I think so. I was imagining an additional mechanism where the outputs compete with other parts of the brain for the final say on what your muscles are doing. If they control muscles directly, that would mean ‘I’ can’t choose not to have flinch if the supervised learning algorithm says I should (right?) -- which I guess does actually align with experience.

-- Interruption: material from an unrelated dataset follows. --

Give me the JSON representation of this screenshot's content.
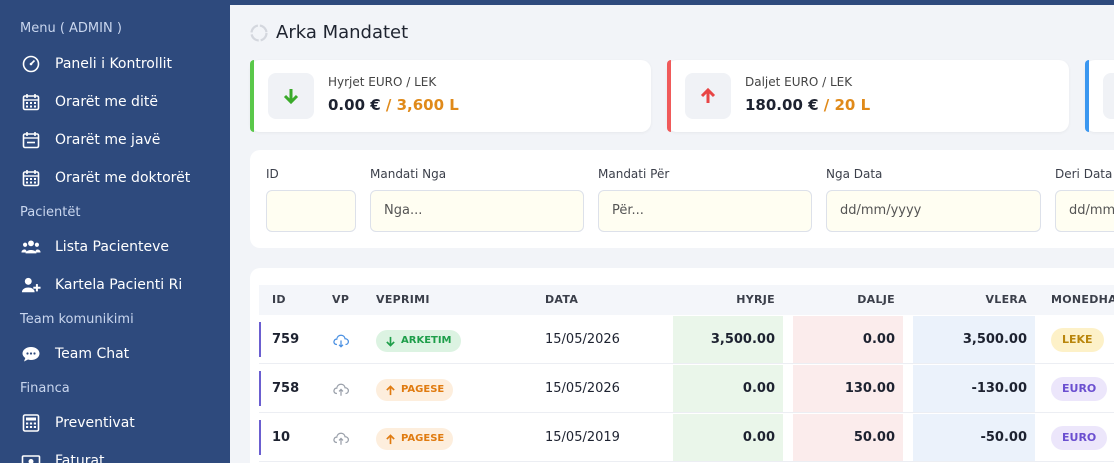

There’s almost definitely competition between different systems trying to control muscles. The basal ganglia has at least something to do with judging the competition and picking winners. The neocortex competes with other parts of the neocortex, and against the amygdala and maybe brainstem, I dunno. But I’m not sure that we should think of the cerebellum as a competitor. I think of the cerebellum as a personal assistant for the competitors. So if it thinks that the neocortex is going to place a bid to move a muscle, it preemptively places that bid itself, and if the neocortex later says something different, the cerebellum says “oops, my bad, I’ll forward that bid instead, and try to get it right next time”.
So maybe I implied here that the cerebellum is responsible for flinching. That’s kinda true, but after writing this I read that really the amygdala knows that flinching is the right thing to do, and then the cerebellum learns to make the flinch happen more quickly. (Not 100% sure on that.)